Today I am looking at 1M (larger) vectors and the full scan is still possible but I am using FAISS because it is a bird in the hand and I decided I can live with the tradeoff.

kristjansson · 2 years ago

I mean FAISS has IndexFlatL2 if you have it in hand and _want_ the full scan.

dmezzetti · 2 years ago

If you want an easy way to evaluate Faiss, Hnswlib and Annoy vector backends, check out txtai - https://github.com/neuml/txtai. txtai also supports NumPy and PyTorch vector storage.

Disclaimer: I am the author of txtai

Scene_Cast2 · 2 years ago

Would you have any quick links or data on how they compare in terms of speed and recall?

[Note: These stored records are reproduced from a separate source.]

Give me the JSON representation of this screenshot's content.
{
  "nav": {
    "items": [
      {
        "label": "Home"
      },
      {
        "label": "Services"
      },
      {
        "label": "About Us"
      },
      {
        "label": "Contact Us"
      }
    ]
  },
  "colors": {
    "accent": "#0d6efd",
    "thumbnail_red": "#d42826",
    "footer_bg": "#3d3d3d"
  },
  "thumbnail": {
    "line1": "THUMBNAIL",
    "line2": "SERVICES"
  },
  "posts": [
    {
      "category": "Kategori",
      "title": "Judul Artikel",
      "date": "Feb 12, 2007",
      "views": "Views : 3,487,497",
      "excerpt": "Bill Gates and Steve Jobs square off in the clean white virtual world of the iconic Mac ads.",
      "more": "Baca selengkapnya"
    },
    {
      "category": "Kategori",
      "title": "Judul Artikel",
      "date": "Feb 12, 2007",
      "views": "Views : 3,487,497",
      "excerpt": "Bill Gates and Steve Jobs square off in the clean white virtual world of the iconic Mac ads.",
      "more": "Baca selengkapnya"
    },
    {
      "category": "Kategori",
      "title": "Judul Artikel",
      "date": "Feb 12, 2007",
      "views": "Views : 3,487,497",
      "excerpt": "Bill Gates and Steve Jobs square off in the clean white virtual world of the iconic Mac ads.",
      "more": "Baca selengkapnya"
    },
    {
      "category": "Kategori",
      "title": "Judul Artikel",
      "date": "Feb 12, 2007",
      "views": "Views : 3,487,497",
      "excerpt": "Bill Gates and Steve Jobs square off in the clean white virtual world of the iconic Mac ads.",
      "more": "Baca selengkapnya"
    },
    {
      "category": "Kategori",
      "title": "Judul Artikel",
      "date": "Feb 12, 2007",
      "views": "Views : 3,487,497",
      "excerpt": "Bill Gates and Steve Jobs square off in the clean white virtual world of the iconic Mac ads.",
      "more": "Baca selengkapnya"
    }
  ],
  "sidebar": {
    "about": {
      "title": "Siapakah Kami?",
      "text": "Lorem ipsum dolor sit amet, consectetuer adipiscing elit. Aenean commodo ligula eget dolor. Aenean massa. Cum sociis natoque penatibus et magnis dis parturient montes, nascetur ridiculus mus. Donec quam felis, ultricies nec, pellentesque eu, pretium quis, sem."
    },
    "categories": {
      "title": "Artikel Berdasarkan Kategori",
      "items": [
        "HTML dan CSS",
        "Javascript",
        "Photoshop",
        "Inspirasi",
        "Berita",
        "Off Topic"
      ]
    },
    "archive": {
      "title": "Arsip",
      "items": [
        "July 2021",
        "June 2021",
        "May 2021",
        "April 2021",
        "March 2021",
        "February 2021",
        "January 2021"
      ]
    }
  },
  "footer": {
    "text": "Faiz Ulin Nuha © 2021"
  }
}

https://ann-benchmarks.com/ is a good resource covering those libraries and much more.

smokracek · 2 years ago

superdug · 2 years ago

I was so saddened by this title.. I thought there was a way to find annoying neighbors (at homes I’m interested in acquiring) and assumed this was a service for literally finding nearby annoy[ing] neighbors. To then go through the comments and find that this is a service with a minimum input of addresses and census data which are both freely available as is this service. Bravo hn!

lootsauce · 2 years ago

This popped up in the new feed yesterday and seems significant in the ANN space https://news.ycombinator.com/item?id=38054537

Found code for it https://github.com/microsoft/DiskANN

debo_ · 2 years ago

When I saw the "oh yeah" I assumed this was going to be a deepfake Macho Man Randy Savage explaining ANN. I am disappointed.